Hungarian lawmaker urged to quit over anti-Semitic speech
Zsolt Barath criticizes the verdict in a well-known, 19th-century court case that had found several Jews innocent of murdering a Hungarian peasant girl.
A far-right Hungarian lawmaker was urged to resign Wednesday after making a speech in Parliament that was widely criticized as anti-Semitic.
In his speech, Zsolt Barath criticized the verdict in a well-known, 19th-century court case that had found several Jews innocent of murdering a Hungarian peasant girl. That verdict stoked anti-Semitism in Hungary at the time and led to disturbances in cities across the country.
On Tuesday, Barath of the far-right Jobbik party commemorated the case by claiming the judge had proof of the defendants' guilt but succumbed to pressure to acquit them to avoid seeing Hungary bankrupted by international financiers.
Janos Fonagy of the governing Fidesz party accused Barath of opening "centuries-old wounds" with his speech.
Two opposition groups, Politics Can Be Different and the Socialist Party, urged Barath to resign.
"We cannot tolerate barely concealed anti-Semitism within the walls of Parliament," Politics Can Be Different said in statement, describing Barath's speech as an "incitement falsely made to appear as a history lesson."
Rabbi Slomo Koves of the Unified Hungarian Jewish Congregation said Barath should face a parliamentary ethics committee.

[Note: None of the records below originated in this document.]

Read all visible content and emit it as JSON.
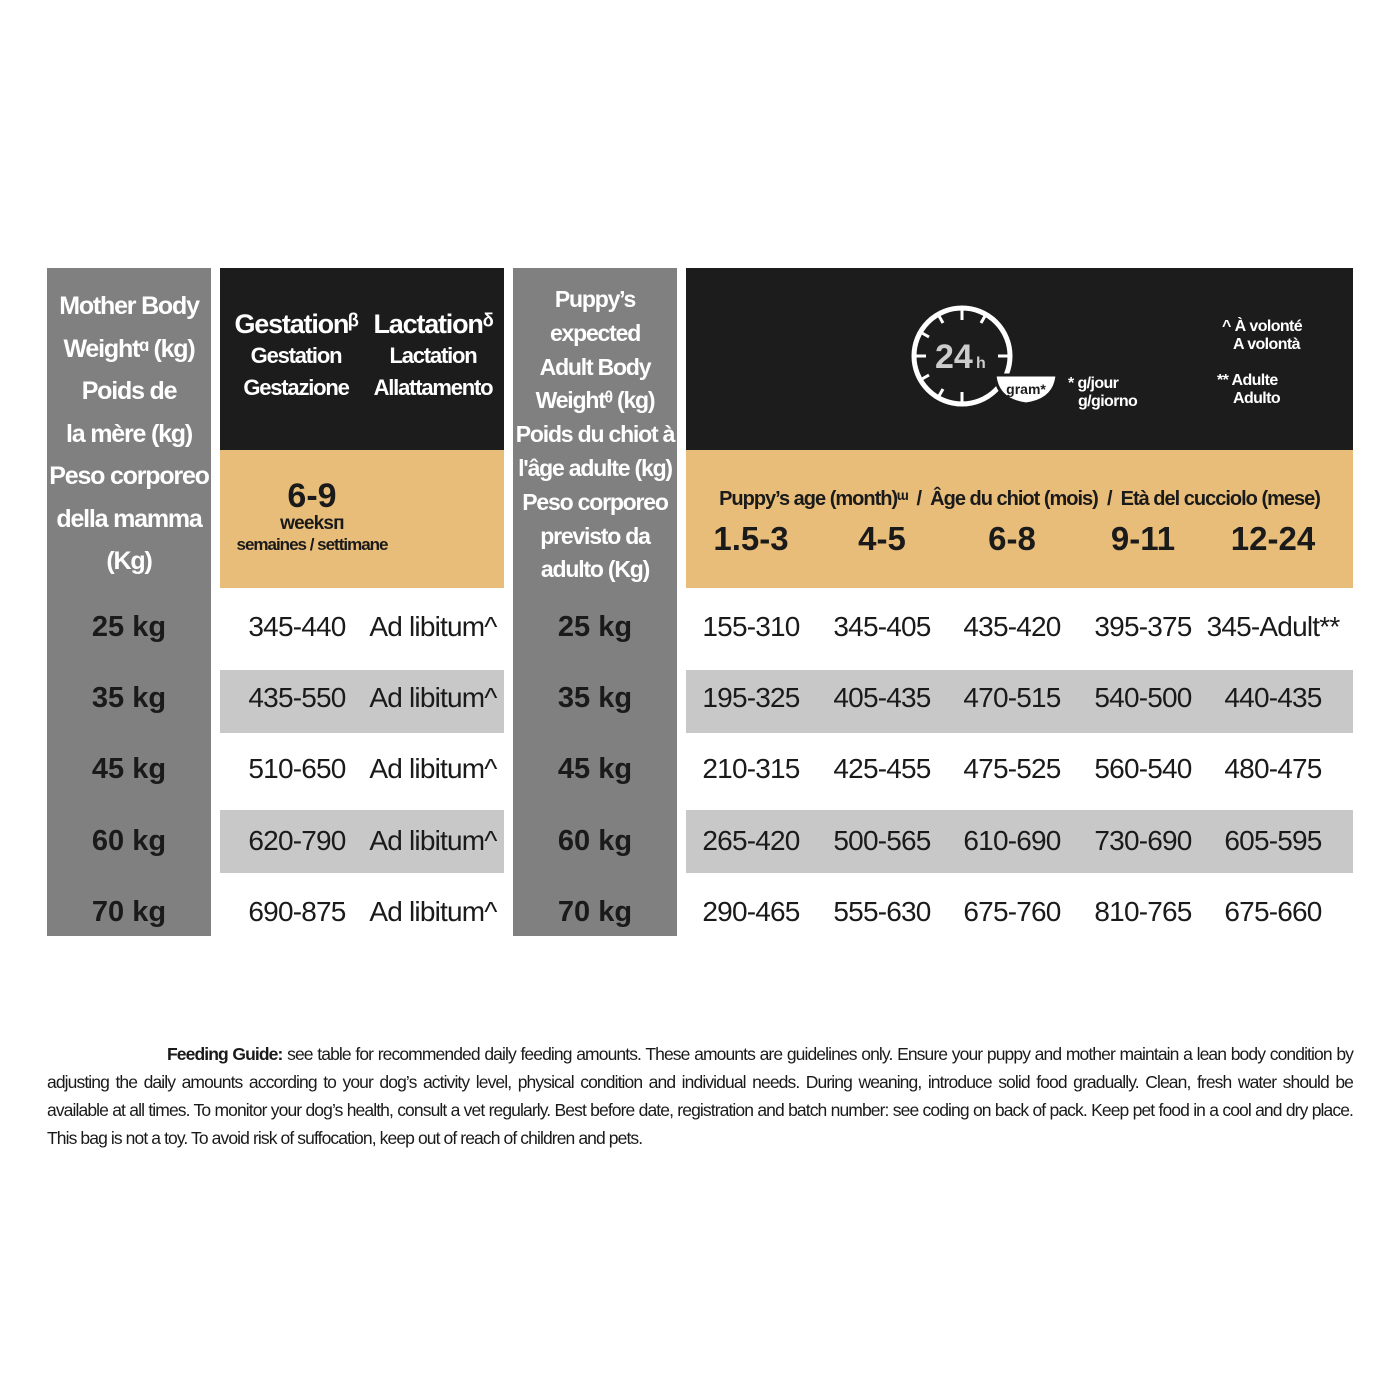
{
  "mother_header": [
    "Mother Body",
    "Weightᵅ (kg)",
    "Poids de",
    "la mère (kg)",
    "Peso corporeo",
    "della mamma (Kg)"
  ],
  "gestation_header": [
    "Gestationᵝ",
    "Gestation",
    "Gestazione"
  ],
  "lactation_header": [
    "Lactationᵟ",
    "Lactation",
    "Allattamento"
  ],
  "duration": {
    "value": "6-9",
    "unit": "weeksᴨ",
    "translation": "semaines / settimane"
  },
  "puppy_weight_header": [
    "Puppy’s expected",
    "Adult Body",
    "Weightᶿ (kg)",
    "Poids du chiot à",
    "l'âge adulte (kg)",
    "Peso corporeo",
    "previsto da",
    "adulto (Kg)"
  ],
  "icon": {
    "name": "24h-clock-bowl-icon",
    "clock_label": "24",
    "clock_unit": "h",
    "bowl_label": "gram*"
  },
  "legend": {
    "gram": [
      "* g/jour",
      "g/giorno"
    ],
    "ad_libitum": [
      "^ À volonté",
      "A volontà"
    ],
    "adult": [
      "** Adulte",
      "Adulto"
    ]
  },
  "age_header": "Puppy’s age (month)ᵚ  /  Âge du chiot (mois)  /  Età del cucciolo (mese)",
  "age_columns": [
    "1.5-3",
    "4-5",
    "6-8",
    "9-11",
    "12-24"
  ],
  "rows": [
    {
      "mother": "25 kg",
      "gestation": "345-440",
      "lactation": "Ad libitum^",
      "puppy": "25 kg",
      "amounts": [
        "155-310",
        "345-405",
        "435-420",
        "395-375",
        "345-Adult**"
      ]
    },
    {
      "mother": "35 kg",
      "gestation": "435-550",
      "lactation": "Ad libitum^",
      "puppy": "35 kg",
      "amounts": [
        "195-325",
        "405-435",
        "470-515",
        "540-500",
        "440-435"
      ]
    },
    {
      "mother": "45 kg",
      "gestation": "510-650",
      "lactation": "Ad libitum^",
      "puppy": "45 kg",
      "amounts": [
        "210-315",
        "425-455",
        "475-525",
        "560-540",
        "480-475"
      ]
    },
    {
      "mother": "60 kg",
      "gestation": "620-790",
      "lactation": "Ad libitum^",
      "puppy": "60 kg",
      "amounts": [
        "265-420",
        "500-565",
        "610-690",
        "730-690",
        "605-595"
      ]
    },
    {
      "mother": "70 kg",
      "gestation": "690-875",
      "lactation": "Ad libitum^",
      "puppy": "70 kg",
      "amounts": [
        "290-465",
        "555-630",
        "675-760",
        "810-765",
        "675-660"
      ]
    }
  ],
  "footer": {
    "label": "Feeding Guide:",
    "text": "see table for recommended daily feeding amounts. These amounts are guidelines only. Ensure your puppy and mother maintain a lean body condition by adjusting the daily amounts according to your dog’s activity level, physical condition and individual needs. During weaning, introduce solid food gradually. Clean, fresh water should be available at all times. To monitor your dog’s health, consult a vet regularly. Best before date, registration and batch number: see coding on back of pack. Keep pet food in a cool and dry place. This bag is not a toy. To avoid risk of suffocation, keep out of reach of children and pets."
  },
  "colors": {
    "gray": "#808080",
    "black": "#1c1c1c",
    "tan": "#e8bd79",
    "stripe": "#c8c8c8"
  }
}
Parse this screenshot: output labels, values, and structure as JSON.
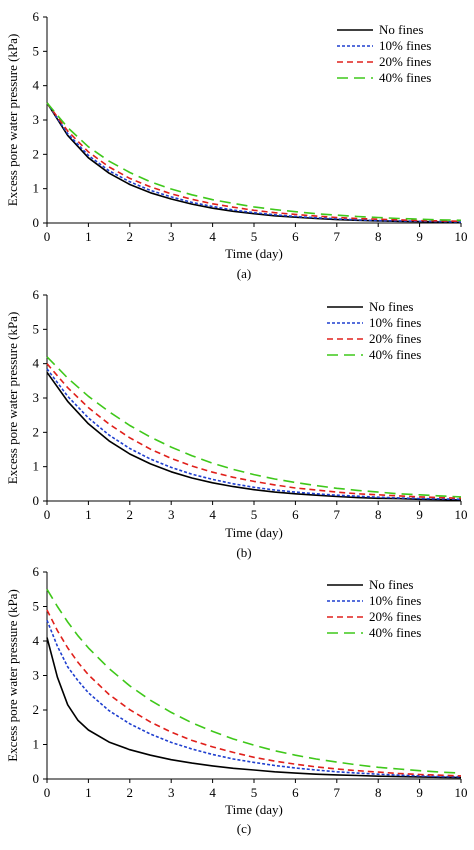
{
  "chart_data": [
    {
      "type": "line",
      "caption": "(a)",
      "xlabel": "Time (day)",
      "ylabel": "Excess pore water pressure  (kPa)",
      "xlim": [
        0,
        10
      ],
      "ylim": [
        0,
        6
      ],
      "xticks": [
        "0",
        "1",
        "2",
        "3",
        "4",
        "5",
        "6",
        "7",
        "8",
        "9",
        "10"
      ],
      "yticks": [
        "0",
        "1",
        "2",
        "3",
        "4",
        "5",
        "6"
      ],
      "legend_position": "top-right",
      "series": [
        {
          "name": "No fines",
          "color": "#000000",
          "dash": "solid",
          "x": [
            0,
            0.5,
            1,
            1.5,
            2,
            2.5,
            3,
            3.5,
            4,
            4.5,
            5,
            5.5,
            6,
            6.5,
            7,
            7.5,
            8,
            8.5,
            9,
            9.5,
            10
          ],
          "y": [
            3.5,
            2.55,
            1.9,
            1.45,
            1.12,
            0.88,
            0.7,
            0.55,
            0.43,
            0.34,
            0.27,
            0.21,
            0.17,
            0.13,
            0.1,
            0.08,
            0.06,
            0.05,
            0.04,
            0.03,
            0.02
          ]
        },
        {
          "name": "10% fines",
          "color": "#1f3fcf",
          "dash": "dot",
          "x": [
            0,
            0.5,
            1,
            1.5,
            2,
            2.5,
            3,
            3.5,
            4,
            4.5,
            5,
            5.5,
            6,
            6.5,
            7,
            7.5,
            8,
            8.5,
            9,
            9.5,
            10
          ],
          "y": [
            3.5,
            2.6,
            1.97,
            1.52,
            1.2,
            0.95,
            0.76,
            0.6,
            0.48,
            0.38,
            0.3,
            0.24,
            0.19,
            0.15,
            0.12,
            0.09,
            0.07,
            0.06,
            0.05,
            0.04,
            0.03
          ]
        },
        {
          "name": "20% fines",
          "color": "#e0201b",
          "dash": "dash",
          "x": [
            0,
            0.5,
            1,
            1.5,
            2,
            2.5,
            3,
            3.5,
            4,
            4.5,
            5,
            5.5,
            6,
            6.5,
            7,
            7.5,
            8,
            8.5,
            9,
            9.5,
            10
          ],
          "y": [
            3.5,
            2.68,
            2.07,
            1.63,
            1.3,
            1.05,
            0.85,
            0.69,
            0.56,
            0.46,
            0.37,
            0.3,
            0.25,
            0.2,
            0.16,
            0.13,
            0.11,
            0.09,
            0.07,
            0.06,
            0.05
          ]
        },
        {
          "name": "40% fines",
          "color": "#3fc81a",
          "dash": "longdash",
          "x": [
            0,
            0.5,
            1,
            1.5,
            2,
            2.5,
            3,
            3.5,
            4,
            4.5,
            5,
            5.5,
            6,
            6.5,
            7,
            7.5,
            8,
            8.5,
            9,
            9.5,
            10
          ],
          "y": [
            3.5,
            2.78,
            2.22,
            1.8,
            1.47,
            1.2,
            0.99,
            0.82,
            0.68,
            0.57,
            0.47,
            0.39,
            0.33,
            0.27,
            0.23,
            0.19,
            0.16,
            0.13,
            0.11,
            0.09,
            0.08
          ]
        }
      ]
    },
    {
      "type": "line",
      "caption": "(b)",
      "xlabel": "Time (day)",
      "ylabel": "Excess pore water pressure  (kPa)",
      "xlim": [
        0,
        10
      ],
      "ylim": [
        0,
        6
      ],
      "xticks": [
        "0",
        "1",
        "2",
        "3",
        "4",
        "5",
        "6",
        "7",
        "8",
        "9",
        "10"
      ],
      "yticks": [
        "0",
        "1",
        "2",
        "3",
        "4",
        "5",
        "6"
      ],
      "legend_position": "top-right",
      "series": [
        {
          "name": "No fines",
          "color": "#000000",
          "dash": "solid",
          "x": [
            0,
            0.5,
            1,
            1.5,
            2,
            2.5,
            3,
            3.5,
            4,
            4.5,
            5,
            5.5,
            6,
            6.5,
            7,
            7.5,
            8,
            8.5,
            9,
            9.5,
            10
          ],
          "y": [
            3.75,
            2.9,
            2.25,
            1.75,
            1.37,
            1.08,
            0.85,
            0.67,
            0.53,
            0.42,
            0.33,
            0.26,
            0.21,
            0.17,
            0.13,
            0.1,
            0.08,
            0.07,
            0.05,
            0.04,
            0.03
          ]
        },
        {
          "name": "10% fines",
          "color": "#1f3fcf",
          "dash": "dot",
          "x": [
            0,
            0.5,
            1,
            1.5,
            2,
            2.5,
            3,
            3.5,
            4,
            4.5,
            5,
            5.5,
            6,
            6.5,
            7,
            7.5,
            8,
            8.5,
            9,
            9.5,
            10
          ],
          "y": [
            3.85,
            3.05,
            2.42,
            1.92,
            1.53,
            1.22,
            0.98,
            0.78,
            0.63,
            0.5,
            0.4,
            0.32,
            0.26,
            0.21,
            0.17,
            0.14,
            0.11,
            0.09,
            0.07,
            0.06,
            0.05
          ]
        },
        {
          "name": "20% fines",
          "color": "#e0201b",
          "dash": "dash",
          "x": [
            0,
            0.5,
            1,
            1.5,
            2,
            2.5,
            3,
            3.5,
            4,
            4.5,
            5,
            5.5,
            6,
            6.5,
            7,
            7.5,
            8,
            8.5,
            9,
            9.5,
            10
          ],
          "y": [
            4.0,
            3.3,
            2.72,
            2.24,
            1.84,
            1.51,
            1.24,
            1.02,
            0.84,
            0.69,
            0.57,
            0.47,
            0.38,
            0.32,
            0.26,
            0.21,
            0.18,
            0.15,
            0.12,
            0.1,
            0.08
          ]
        },
        {
          "name": "40% fines",
          "color": "#3fc81a",
          "dash": "longdash",
          "x": [
            0,
            0.5,
            1,
            1.5,
            2,
            2.5,
            3,
            3.5,
            4,
            4.5,
            5,
            5.5,
            6,
            6.5,
            7,
            7.5,
            8,
            8.5,
            9,
            9.5,
            10
          ],
          "y": [
            4.2,
            3.58,
            3.05,
            2.6,
            2.2,
            1.86,
            1.57,
            1.32,
            1.1,
            0.92,
            0.77,
            0.64,
            0.54,
            0.45,
            0.37,
            0.31,
            0.26,
            0.21,
            0.18,
            0.15,
            0.12
          ]
        }
      ]
    },
    {
      "type": "line",
      "caption": "(c)",
      "xlabel": "Time (day)",
      "ylabel": "Excess pore water pressure (kPa)",
      "xlim": [
        0,
        10
      ],
      "ylim": [
        0,
        6
      ],
      "xticks": [
        "0",
        "1",
        "2",
        "3",
        "4",
        "5",
        "6",
        "7",
        "8",
        "9",
        "10"
      ],
      "yticks": [
        "0",
        "1",
        "2",
        "3",
        "4",
        "5",
        "6"
      ],
      "legend_position": "top-right",
      "series": [
        {
          "name": "No fines",
          "color": "#000000",
          "dash": "solid",
          "x": [
            0,
            0.25,
            0.5,
            0.75,
            1,
            1.5,
            2,
            2.5,
            3,
            3.5,
            4,
            4.5,
            5,
            5.5,
            6,
            6.5,
            7,
            7.5,
            8,
            8.5,
            9,
            9.5,
            10
          ],
          "y": [
            4.1,
            2.95,
            2.15,
            1.7,
            1.42,
            1.07,
            0.85,
            0.69,
            0.56,
            0.46,
            0.38,
            0.31,
            0.26,
            0.21,
            0.17,
            0.14,
            0.12,
            0.1,
            0.08,
            0.07,
            0.06,
            0.05,
            0.04
          ]
        },
        {
          "name": "10% fines",
          "color": "#1f3fcf",
          "dash": "dot",
          "x": [
            0,
            0.25,
            0.5,
            0.75,
            1,
            1.5,
            2,
            2.5,
            3,
            3.5,
            4,
            4.5,
            5,
            5.5,
            6,
            6.5,
            7,
            7.5,
            8,
            8.5,
            9,
            9.5,
            10
          ],
          "y": [
            4.6,
            3.85,
            3.25,
            2.85,
            2.5,
            1.98,
            1.6,
            1.3,
            1.06,
            0.87,
            0.71,
            0.58,
            0.48,
            0.39,
            0.32,
            0.26,
            0.21,
            0.17,
            0.14,
            0.11,
            0.09,
            0.07,
            0.06
          ]
        },
        {
          "name": "20% fines",
          "color": "#e0201b",
          "dash": "dash",
          "x": [
            0,
            0.25,
            0.5,
            0.75,
            1,
            1.5,
            2,
            2.5,
            3,
            3.5,
            4,
            4.5,
            5,
            5.5,
            6,
            6.5,
            7,
            7.5,
            8,
            8.5,
            9,
            9.5,
            10
          ],
          "y": [
            4.9,
            4.3,
            3.8,
            3.38,
            3.02,
            2.45,
            2.01,
            1.65,
            1.36,
            1.12,
            0.93,
            0.77,
            0.63,
            0.52,
            0.43,
            0.35,
            0.29,
            0.24,
            0.2,
            0.16,
            0.13,
            0.11,
            0.09
          ]
        },
        {
          "name": "40% fines",
          "color": "#3fc81a",
          "dash": "longdash",
          "x": [
            0,
            0.25,
            0.5,
            0.75,
            1,
            1.5,
            2,
            2.5,
            3,
            3.5,
            4,
            4.5,
            5,
            5.5,
            6,
            6.5,
            7,
            7.5,
            8,
            8.5,
            9,
            9.5,
            10
          ],
          "y": [
            5.5,
            5.0,
            4.55,
            4.15,
            3.8,
            3.2,
            2.7,
            2.28,
            1.93,
            1.63,
            1.38,
            1.16,
            0.98,
            0.82,
            0.69,
            0.58,
            0.49,
            0.41,
            0.34,
            0.29,
            0.24,
            0.2,
            0.17
          ]
        }
      ]
    }
  ]
}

"It is our daily experience that increasingly coarse, racist and anti-Semitic speech is becoming permissible in the Hungarian Parliament," Koves said. "In our judgment, the gravity of the situation is unprecedented in the past two decades of Hungarian democracy. Anti-Semitism has escalated to a point which cannot be ignored by a single decent person."
The Jobbik party won nearly 17 percent of the vote in Hungary's 2010 election and is the largest opposition party behind the Socialists. Its popularity has been based on an extreme nationalist message with strong anti-Roma and anti-Semitic overtones.
An estimated 550,000 Hungarian Jews were killed during the Holocaust, and about 100,000 of the country's 10 million people are now Jewish.